Maroc: Les chiffres récemment publiés par l’Agence nationale des ports (ANP) sont sans appel : les importations de céréales ont augmenté de 23,2% en glissement annuel pour atteindre 8,8 millions de tonnes en 2022. Cette évolution est due en grande partie aux conditions climatiques défavorables qui ont entraîné une forte baisse de 67% de la production nationale des principales céréales (blé tendre, blé dur et orge) au titre de la campagne 2021/2022, dont le volume n’a pas dépassé les 34 millions de quintaux.
Cette situation, bien que prévisible, doit être analysée avec attention. En effet, elle témoigne d’une dépendance accrue aux importations de céréales, qui constituent pourtant un élément essentiel de la sécurité alimentaire du pays. Et ce n’est pas la concentration de l’activité de ces importations au port de Casablanca qui est de nature à rassurer : avec un volume de 4,7 millions de tonnes, soit environ 53,6% du trafic global des céréales, le port de Casablanca est devenu le point d’entrée quasi exclusif de cette denrée sur le territoire national.
Certes, les autres ports ont enregistré des variations plus ou moins importantes, à savoir Jorf Lasfar (+48,2%), Agadir (+32,9%), Nador (+32,9%) et Safi (+44,3%). Mais cela ne suffit pas à compenser la concentration excessive de l’activité de ces importations au niveau de Casablanca, qui est source de vulnérabilité pour l’approvisionnement en céréales du pays.
De même, la baisse de 20,5% du trafic des phosphates et dérivés, principalement due à l’évolution négative des exportations des engrais (-16,6%), du phosphate brut (-42,7%) et des importations du soufre (-8,4%) et de l’acide sulfirique (-39,8%), doit interpeller les décideurs.
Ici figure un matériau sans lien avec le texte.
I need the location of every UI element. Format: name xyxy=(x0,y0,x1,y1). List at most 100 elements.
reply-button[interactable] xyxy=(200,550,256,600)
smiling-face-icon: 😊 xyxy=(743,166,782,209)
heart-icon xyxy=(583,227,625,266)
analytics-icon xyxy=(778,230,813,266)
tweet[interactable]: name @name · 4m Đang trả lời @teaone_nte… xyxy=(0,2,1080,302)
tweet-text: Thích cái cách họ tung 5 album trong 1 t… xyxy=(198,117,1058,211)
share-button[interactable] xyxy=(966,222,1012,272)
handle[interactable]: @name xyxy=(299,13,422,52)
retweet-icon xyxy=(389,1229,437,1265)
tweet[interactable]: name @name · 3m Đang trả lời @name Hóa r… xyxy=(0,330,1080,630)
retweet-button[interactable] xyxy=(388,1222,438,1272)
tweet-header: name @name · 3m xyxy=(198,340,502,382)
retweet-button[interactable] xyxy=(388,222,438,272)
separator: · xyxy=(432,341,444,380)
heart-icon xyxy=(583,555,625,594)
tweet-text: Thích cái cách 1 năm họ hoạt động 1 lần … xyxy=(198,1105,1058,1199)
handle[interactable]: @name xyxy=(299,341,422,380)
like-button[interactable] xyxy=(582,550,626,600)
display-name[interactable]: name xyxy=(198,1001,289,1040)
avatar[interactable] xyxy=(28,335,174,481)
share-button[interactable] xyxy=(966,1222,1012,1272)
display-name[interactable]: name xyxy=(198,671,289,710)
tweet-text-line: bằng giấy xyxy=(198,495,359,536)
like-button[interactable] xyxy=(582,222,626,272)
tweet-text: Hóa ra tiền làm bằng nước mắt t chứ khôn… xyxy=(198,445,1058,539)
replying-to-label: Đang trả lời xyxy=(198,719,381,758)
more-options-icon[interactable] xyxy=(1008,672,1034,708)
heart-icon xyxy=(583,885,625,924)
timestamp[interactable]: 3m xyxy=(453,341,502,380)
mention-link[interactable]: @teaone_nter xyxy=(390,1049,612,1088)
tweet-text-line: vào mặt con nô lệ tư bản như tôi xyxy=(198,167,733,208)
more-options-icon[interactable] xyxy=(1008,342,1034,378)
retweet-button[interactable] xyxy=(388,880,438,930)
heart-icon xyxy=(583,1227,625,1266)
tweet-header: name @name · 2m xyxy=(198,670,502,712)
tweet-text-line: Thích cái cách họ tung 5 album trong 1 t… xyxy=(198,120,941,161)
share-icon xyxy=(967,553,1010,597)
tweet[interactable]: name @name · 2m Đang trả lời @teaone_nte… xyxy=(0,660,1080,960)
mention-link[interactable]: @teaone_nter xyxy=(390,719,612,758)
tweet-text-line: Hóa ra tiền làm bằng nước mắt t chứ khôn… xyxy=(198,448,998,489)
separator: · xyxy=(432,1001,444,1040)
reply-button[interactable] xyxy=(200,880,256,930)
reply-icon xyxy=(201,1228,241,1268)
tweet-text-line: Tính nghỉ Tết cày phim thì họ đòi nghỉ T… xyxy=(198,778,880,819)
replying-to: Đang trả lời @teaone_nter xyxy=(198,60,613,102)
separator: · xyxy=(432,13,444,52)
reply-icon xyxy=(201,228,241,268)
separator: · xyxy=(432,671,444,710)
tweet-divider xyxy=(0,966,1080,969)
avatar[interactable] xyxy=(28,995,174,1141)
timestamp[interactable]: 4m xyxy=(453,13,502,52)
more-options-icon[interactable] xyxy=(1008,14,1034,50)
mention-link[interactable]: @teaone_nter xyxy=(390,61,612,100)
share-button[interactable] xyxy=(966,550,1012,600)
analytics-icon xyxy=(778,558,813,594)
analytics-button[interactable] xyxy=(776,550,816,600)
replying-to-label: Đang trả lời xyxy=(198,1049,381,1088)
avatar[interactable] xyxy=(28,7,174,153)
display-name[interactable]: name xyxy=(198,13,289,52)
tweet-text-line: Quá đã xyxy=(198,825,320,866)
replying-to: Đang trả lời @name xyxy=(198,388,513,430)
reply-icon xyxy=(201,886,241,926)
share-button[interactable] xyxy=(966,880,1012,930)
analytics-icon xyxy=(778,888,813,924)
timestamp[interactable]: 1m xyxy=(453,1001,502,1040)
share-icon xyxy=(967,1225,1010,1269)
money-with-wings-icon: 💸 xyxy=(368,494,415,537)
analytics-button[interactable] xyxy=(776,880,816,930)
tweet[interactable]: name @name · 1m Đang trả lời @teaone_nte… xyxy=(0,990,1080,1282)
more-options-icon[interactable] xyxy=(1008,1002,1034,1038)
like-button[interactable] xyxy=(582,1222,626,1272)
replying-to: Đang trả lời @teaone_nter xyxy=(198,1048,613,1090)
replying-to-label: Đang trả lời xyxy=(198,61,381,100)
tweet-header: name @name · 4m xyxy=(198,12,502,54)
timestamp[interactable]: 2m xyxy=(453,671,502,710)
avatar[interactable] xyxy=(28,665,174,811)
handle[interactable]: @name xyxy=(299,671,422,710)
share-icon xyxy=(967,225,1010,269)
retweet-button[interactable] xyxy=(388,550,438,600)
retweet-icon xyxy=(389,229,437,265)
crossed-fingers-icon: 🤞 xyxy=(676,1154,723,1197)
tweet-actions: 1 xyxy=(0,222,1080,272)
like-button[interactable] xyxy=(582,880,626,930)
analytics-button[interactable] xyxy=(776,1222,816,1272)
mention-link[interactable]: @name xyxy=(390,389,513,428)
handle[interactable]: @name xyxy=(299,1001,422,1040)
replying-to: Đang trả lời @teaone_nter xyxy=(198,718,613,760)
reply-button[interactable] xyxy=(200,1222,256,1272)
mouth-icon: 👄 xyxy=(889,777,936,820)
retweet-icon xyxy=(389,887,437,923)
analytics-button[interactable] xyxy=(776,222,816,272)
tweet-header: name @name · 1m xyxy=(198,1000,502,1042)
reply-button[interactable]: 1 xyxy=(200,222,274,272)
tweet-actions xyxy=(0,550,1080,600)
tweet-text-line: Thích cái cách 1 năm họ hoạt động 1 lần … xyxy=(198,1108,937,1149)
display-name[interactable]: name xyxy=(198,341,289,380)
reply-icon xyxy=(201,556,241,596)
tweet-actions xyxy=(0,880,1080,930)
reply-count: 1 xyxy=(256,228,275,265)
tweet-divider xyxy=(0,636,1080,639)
Car si les exportations de phosphates ont longtemps constitué une source importante de devises pour le pays, cette baisse de la demande internationale peut remettre en cause cette manne financière.
Enfin, l’augmentation de 9,4% à 11 millions de tonnes du trafic global des hydrocarbures est une évolution qui doit également être mise en perspective. Car si elle est a priori positive pour l’économie nationale, elle doit également nous rappeler que le Maroc demeure largement dépendant des énergies fossiles, alors même que l’urgence climatique nécessite une transition vers des sources d’énergie plus durables.
En somme, les chiffres publiés par l’ANP doivent nous amener à réfléchir sur la question de la sécurité alimentaire et énergétique du pays. Le Maroc doit en effet diversifier ses sources d’approvisionnement en céréales, tout en développant des alternatives aux énergies fossiles. Cela nécessite une volonté politique forte, mais aussi un engagement de tous les acteurs de la société pour mettre en œuvre cette transition indispensable pour l’avenir du pays.